In the past few years, much effort has been devoted to the understanding of the theoretical foundation behind the spectacular success of neural network (NN)-based machine learning. The main theoretical questions concern the training process and the generalization property of solutions found. For two-layer neural network (2LNN) and deep residual neural network models, it has been proved that solutions with "good" generalization performance do exist. Specifically, it has been shown that for the appropriate classes of target functions, the generalization error associated with the global minimizers of some properly regularized 2LNN and deep residual neural networks obey Monte Carlo-like estimates: O(1/m) for the approximation error and O(1/ √ n) for the estimation error, where m and n are the number of parameters and the size of the training set, respectively (Barron, 1994; Bach, 2017; E et al., 2019b; a) . The fact that these estimates do not suffer from the curse of dimensionality (CoD) is one of the fundamental reasons behind the success of neural network models in high dimensions. An important open question is: Do standard optimization algorithms used in practice find good solutions? NN-based models often work in the over-parameterized regime where the models can easily fit all the training data, and some of solutions may give rise to large test errors (Wu et al., 2017) . However, it has been observed in practice that small test error can often be achieved with appropriate choice of the hyper-parameters, even without the need of explicit regularization (Neyshabur et al., 2014; Zhang et al., 2017) . This means that there are some "implicit regularization" mechanisms at work for the optimization algorithm with the particular choices of hyper-parameters.
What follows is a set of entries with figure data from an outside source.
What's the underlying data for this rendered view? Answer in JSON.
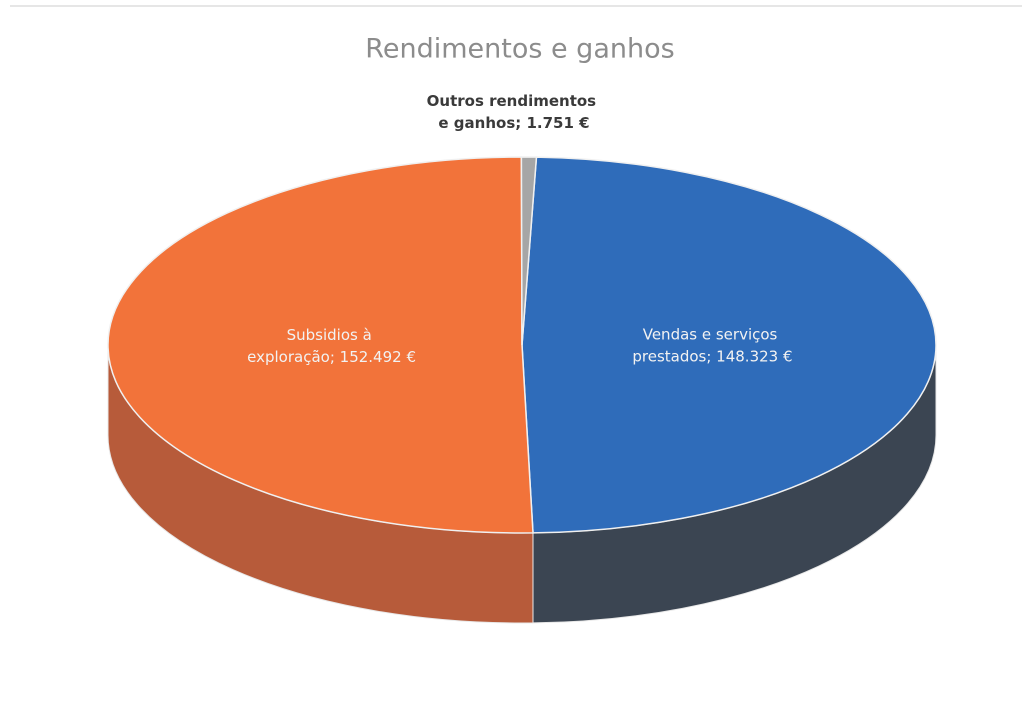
{
  "chart_data": {
    "type": "pie",
    "title": "Rendimentos e ganhos",
    "labels": [
      "Vendas e serviços prestados; 148.323 €",
      "Subsidios à exploração; 152.492 €",
      "Outros rendimentos e ganhos; 1.751 €"
    ],
    "values": [
      148323,
      152492,
      1751
    ],
    "colors": [
      "#2f6cba",
      "#f2733a",
      "#a6a6a6"
    ],
    "side_colors": [
      "#3b4552",
      "#b75b3a",
      "#7a7a7a"
    ]
  }
}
A rather complete picture has been established for highly over-parameterized NN models. Unfortunately the overall result is somewhat disappointing: While one can prove that GD converges to a global minimizer of the empirical risk (Du et al., 2019b; a) , the generalization properties of this global minimizer is no better than that of an associated random feature model (RFM) (Jacot et al., 2018; E et al., 2020; Arora et al., 2019) . In fact, E et al. (2020) and Arora et al. (2019) proved that the entire GD paths for the NN model and the associated RFM stay uniformly close for all time.